It’s great because the location where we’re shooting is a school that’s actually been abandoned for a few years. We just location scouted for it the other day, and it looks like it was locked in that time. So the location itself is going to be so incredible and really add to the aesthetic of it.
And the language, some of the lines that we have are going to cater to the slang that was used back then. And yeah, of course the decorations also, and the ghost himself in the sheet.
It all sounds great. You’re running a crowd funding campaign now, but the film is definitely going into production, regardless if the Indiegogo goal is met or not, is that right?
Yes. We’re talking to investors right now, so that’s where the majority (of our budget) is coming from. But we wanted to start our Indiegogo because we wanted to start hype and we wanted to engage with our audience as soon as possible, and allow them to give us feedback of what they’re responding to, and allow them to be involved. It’s a great way to engage with an audience, and it’s not just giving us money, you’re buying a perk that’s going to give you a download of the film the day it premieres.
So we thought it was just a great opportunity for everybody to learn and engage, and to see what’s working and maybe what’s not working.
The more money we raise, the more blood we can have, the bigger name actors we can have, the more extensive our stunts can be. Every bit helps, especially when it’s on an indie film like ours.
What are some of your other influences as far as filmmakers?
I’ve been heavily inspired lately by the directors that I’ve recently worked with. I’ve done a lot of independent films, and each one is a completely new experience.
You know, indie films, they’re hard. You’re working against the elements to make this art, and hope that people respond to it and see it, so all of these directors and writers that I’ve worked with really inspired me to push forward and create my own stuff, and especially now. As a woman writer, my voice I think is important in its own unique way, so I want to be heard.

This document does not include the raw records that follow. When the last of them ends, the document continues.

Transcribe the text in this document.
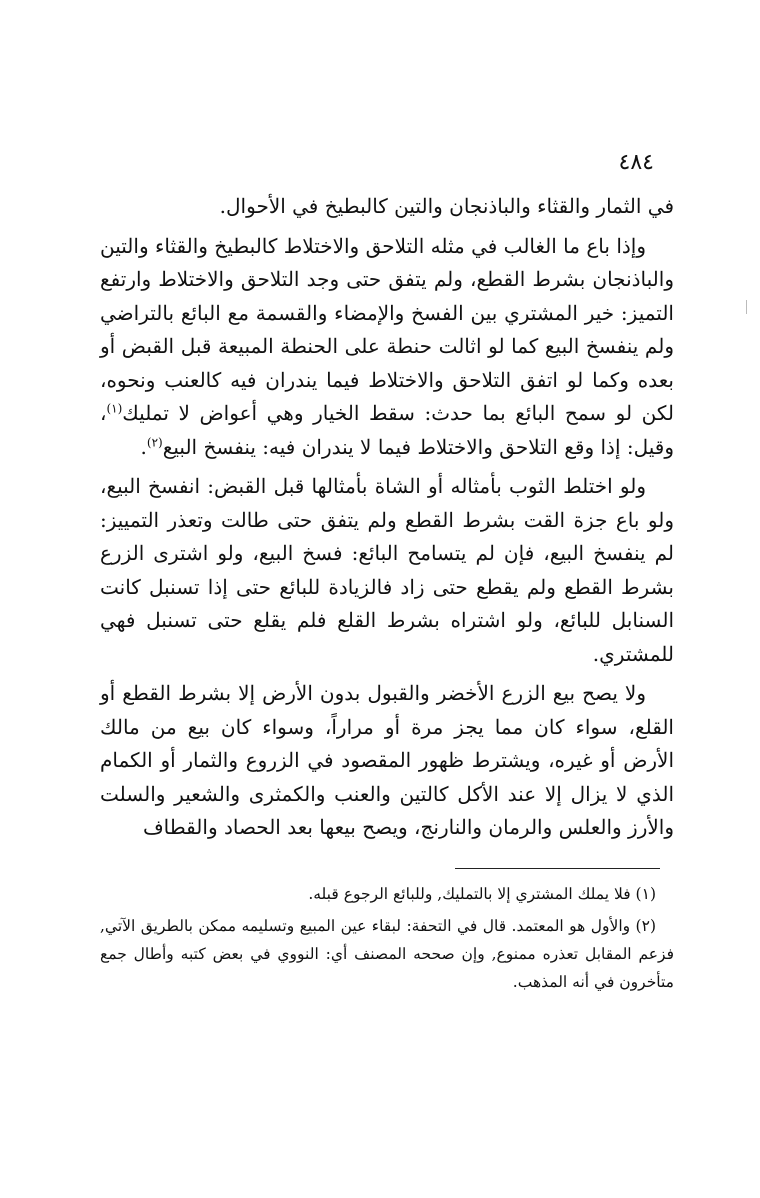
٤٨٤

في الثمار والقثاء والباذنجان والتين كالبطيخ في الأحوال.

وإذا باع ما الغالب في مثله التلاحق والاختلاط كالبطيخ والقثاء والتين والباذنجان بشرط القطع، ولم يتفق حتى وجد التلاحق والاختلاط وارتفع التميز: خير المشتري بين الفسخ والإمضاء والقسمة مع البائع بالتراضي ولم ينفسخ البيع كما لو اثالت حنطة على الحنطة المبيعة قبل القبض أو بعده وكما لو اتفق التلاحق والاختلاط فيما يندران فيه كالعنب ونحوه، لكن لو سمح البائع بما حدث: سقط الخيار وهي أعواض لا تمليك$^{(١)}$، وقيل: إذا وقع التلاحق والاختلاط فيما لا يندران فيه: ينفسخ البيع$^{(٢)}$.

ولو اختلط الثوب بأمثاله أو الشاة بأمثالها قبل القبض: انفسخ البيع، ولو باع جزة القت بشرط القطع ولم يتفق حتى طالت وتعذر التمييز: لم ينفسخ البيع، فإن لم يتسامح البائع: فسخ البيع، ولو اشترى الزرع بشرط القطع ولم يقطع حتى زاد فالزيادة للبائع حتى إذا تسنبل كانت السنابل للبائع، ولو اشتراه بشرط القلع فلم يقلع حتى تسنبل فهي للمشتري.

ولا يصح بيع الزرع الأخضر والقبول بدون الأرض إلا بشرط القطع أو القلع، سواء كان مما يجز مرة أو مراراً، وسواء كان بيع من مالك الأرض أو غيره، ويشترط ظهور المقصود في الزروع والثمار أو الكمام الذي لا يزال إلا عند الأكل كالتين والعنب والكمثرى والشعير والسلت والأرز والعلس والرمان والنارنج، ويصح بيعها بعد الحصاد والقطاف

(١) فلا يملك المشتري إلا بالتمليك, وللبائع الرجوع قبله.

(٢) والأول هو المعتمد. قال في التحفة: لبقاء عين المبيع وتسليمه ممكن بالطريق الآتي, فزعم المقابل تعذره ممنوع, وإن صححه المصنف أي: النووي في بعض كتبه وأطال جمع متأخرون في أنه المذهب.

I’ve just been learning by watching. I love being on set. I don’t hide away in my room or trailer, I like to be there (on set) asking questions and learning, and figuring out as much as I can. Honestly that’s where I’ve been really heavily inspired, by all the directors that I’ve been working with recently and in the past.
Dana Melanie at the premiere of ‘Waiting to Die in Bayside, Queens’ in 2017.

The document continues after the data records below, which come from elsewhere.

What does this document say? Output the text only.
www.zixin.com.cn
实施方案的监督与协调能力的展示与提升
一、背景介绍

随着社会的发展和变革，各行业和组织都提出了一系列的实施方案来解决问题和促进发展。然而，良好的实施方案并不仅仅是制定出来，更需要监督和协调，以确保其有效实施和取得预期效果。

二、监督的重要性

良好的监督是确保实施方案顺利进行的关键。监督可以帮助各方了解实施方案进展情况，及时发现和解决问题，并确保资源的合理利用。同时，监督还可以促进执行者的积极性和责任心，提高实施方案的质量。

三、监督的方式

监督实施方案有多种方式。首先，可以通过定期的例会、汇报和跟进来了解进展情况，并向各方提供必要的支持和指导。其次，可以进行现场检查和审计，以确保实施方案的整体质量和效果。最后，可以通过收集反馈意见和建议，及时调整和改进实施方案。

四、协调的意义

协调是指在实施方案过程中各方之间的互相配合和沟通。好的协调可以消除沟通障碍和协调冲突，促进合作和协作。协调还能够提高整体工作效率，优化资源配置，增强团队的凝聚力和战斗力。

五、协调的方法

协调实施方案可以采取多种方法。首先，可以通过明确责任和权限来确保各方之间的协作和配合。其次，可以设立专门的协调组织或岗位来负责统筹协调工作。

Can you talk a little bit about the significance of the fact that you are a female writer, director, producer, and star of your own feature film in the current #MeToo era?
I just got back from South by Southwest, because my film Wild Nights with Emily premiered there. Our director, Madeleine Olnek, wrote and directed it, and she did an outstanding job. It’s a really artistic piece of work. I was inspired by her. And there was another film there that had a male who wrote, directed, and starred in his film, and I thought, ‘I can do that. Why don’t I just do that?’
It’s terrifying. I’ve never done this before. I’ve written before and I’ve directed a little short before for a script I did. I think I’m starting to gain enough experience. And because I’m so terrified, I think that means that I absolutely have to do this. I think what scares you is something that is – you need to take that leap. Otherwise, what’s worth it in the end? It’s the things that scare you which have the biggest rewards.
And then being a woman. Blair, the main character, I didn’t want her to be just your typical scream queen. In my opinion, she’s deeper than that. She’s got layers. She’s a force to be reckoned with. She’s an alpha woman girl who’s figuring all this out on her own. I think as a woman writing a female lead in a horror character, I think it’s important, and I’m excited to see how audiences respond to her and to the whole film itself.
So when do you begin shooting Boo?
Filming is going to take place this October.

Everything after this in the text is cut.